The heroes are delivering to the fans what they need and at the same time making the villains look like credible threats. Villains are taking from fans what they hold most dear all while casting the heroes in a shining, sympathetic light. The villain does their job right when the fans want to punch them in the face. And since the fans can’t, the hero does it for them. Everyone gets revenge and both the hero and the fans reign supreme.
It may all sound like dramatics, but these brazen athletes are not actors. They are still just men and women in their underwear positioned to fight each other. Not to mention surrounded by thousands of eyes dissecting their every move and projecting their own hates and desires. As important as headlocks and pile-drivers, the wrestlers observe the crowds and react: they do everything they can, holding back nothing, willing to sacrifice their bodies, lives, families, and futures to enthrall their fans. Filtered through their gimmick, they forge parts of their personalities into exaggerated, extreme forces to be reckoned with. I would like to think that some push it to the next level and even take what they hate about themselves or who they wish they could be and boldly weave it into this fierce and fluid costume.

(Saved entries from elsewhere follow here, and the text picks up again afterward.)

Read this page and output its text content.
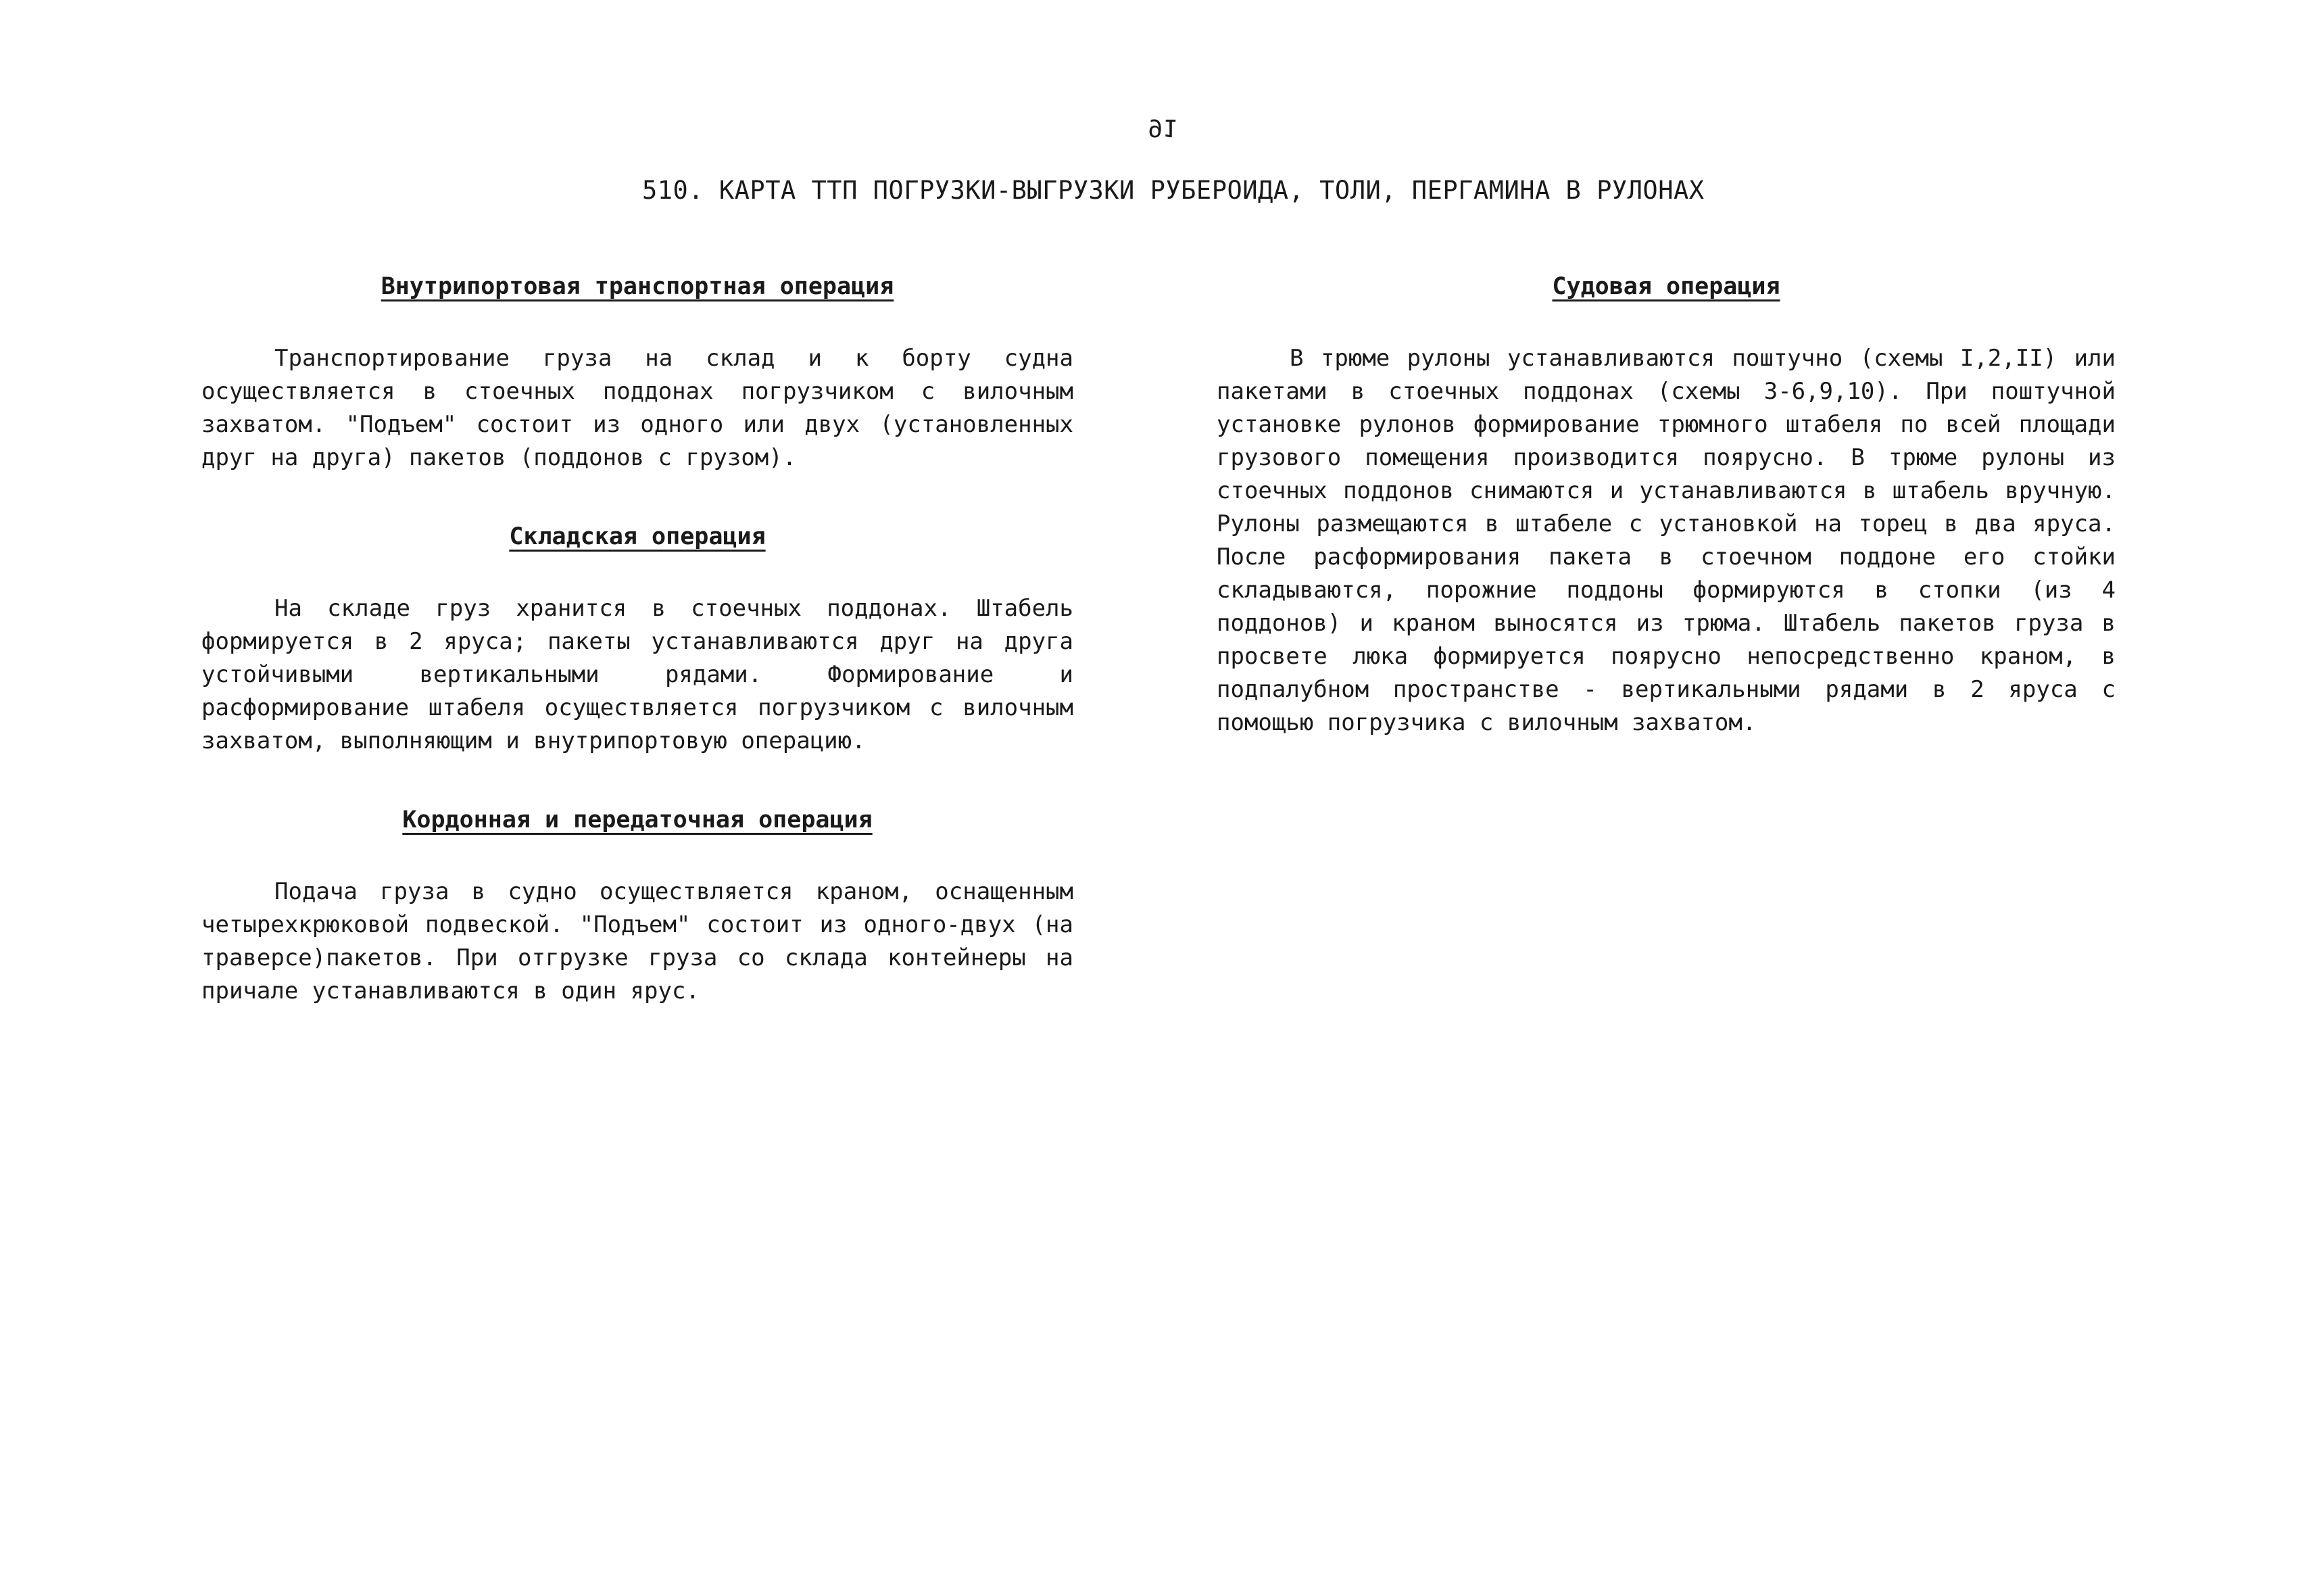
91
510. КАРТА ТТП ПОГРУЗКИ-ВЫГРУЗКИ РУБЕРОИДА, ТОЛИ, ПЕРГАМИНА В РУЛОНАХ
Внутрипортовая транспортная операция

Транспортирование груза на склад и к борту судна осуществляется в стоечных поддонах погрузчиком с вилочным захватом. "Подъем" состоит из одного или двух (установленных друг на друга) пакетов (поддонов с грузом).

Складская операция

На складе груз хранится в стоечных поддонах. Штабель формируется в 2 яруса; пакеты устанавливаются друг на друга устойчивыми вертикальными рядами. Формирование и расформирование штабеля осуществляется погрузчиком с вилочным захватом, выполняющим и внутрипортовую операцию.

Кордонная и передаточная операция

Подача груза в судно осуществляется краном, оснащенным четырехкрюковой подвеской. "Подъем" состоит из одного-двух (на траверсе)пакетов. При отгрузке груза со склада контейнеры на причале устанавливаются в один ярус.

Судовая операция

В трюме рулоны устанавливаются поштучно (схемы I,2,II) или пакетами в стоечных поддонах (схемы 3-6,9,10). При поштучной установке рулонов формирование трюмного штабеля по всей площади грузового помещения производится поярусно. В трюме рулоны из стоечных поддонов снимаются и устанавливаются в штабель вручную. Рулоны размещаются в штабеле с установкой на торец в два яруса. После расформирования пакета в стоечном поддоне его стойки складываются, порожние поддоны формируются в стопки (из 4 поддонов) и краном выносятся из трюма. Штабель пакетов груза в просвете люка формируется поярусно непосредственно краном, в подпалубном пространстве - вертикальными рядами в 2 яруса с помощью погрузчика с вилочным захватом.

And what is this all for? It’s all about giving the fans something to care about beyond their ordinary lives and pressures. It may be make-believe, but it’s a conflict that demands to be taken seriously. Resolution is not option here. No loose ends allowed!
It’s drama stripped naked down to its core, served up steaming hot on a weekly basis.
There’s one other drama-cored love in our lives… role playing games! In the coming weeks we’ll be talking about why wrestling and role playing are two great tastes that go even better together. Till then, be sure to catch up on your weekly wrestling fix. Or get together your friends and break out the dice.